Volunteers, geologists and representatives from the economic development corporations of Timmins and Kirkland Lake deserve praise for their dedication, time and work in the project, says McGirr.
“We are proud of the roles everyone has played in supporting the process,” says McGirr.
The model and approach of the project is critical, according to Christy Marinig, executive director of the Timmins Economic Development Corp.
“It is industry working with community, then working with government, so we get access to what the mining community needs immediately to help them make investment decisions,” Marinig says. “This is a unique model which could be used in other communities across Canada.”
Organizing the project in a way which leverages all the skills in the communities was a challenge for the committee.
“Once we got through that stage, it was full speed ahead,” says McGirr.
One of the projects involves airborne geophysics. This procedure involves flying over an area and using precise electronic equipment to study the rock deposits under overburden.

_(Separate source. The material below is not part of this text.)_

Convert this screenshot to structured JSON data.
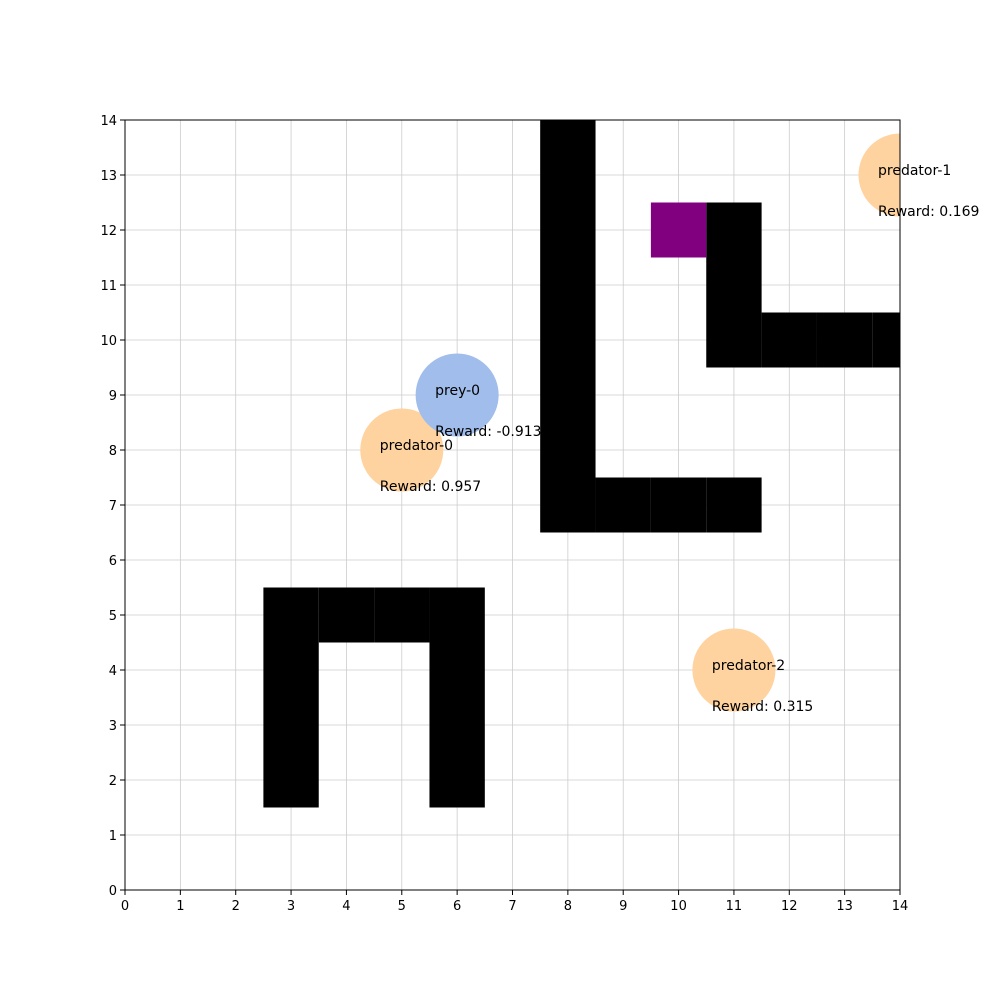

“In areas like Timmins there might be up to 50 or 60 metres of overburden, and traditional technology has not allowed people to see that deep through the overburden to see the bedrock. There are new advances in geophysics that help that,” says Marinig.
The aircraft used in the airborne geophysics survey provides capability in traversing regions that are otherwise difficult or impossible to cover.
Some of the other projects include: ground geophysics, geochemistry, geological mapping and geographic information systems. The project will also integrate new data sets with existing sets for the mining and exploration community.
“If there is one or several more significant finds, it will have a huge impact on our region from an economic development point of view,” says McGirr.
The preliminary estimate for the cost of the project is between $10 million and $15 million.
The project has received an incredible amount of support from the government and people of the communities.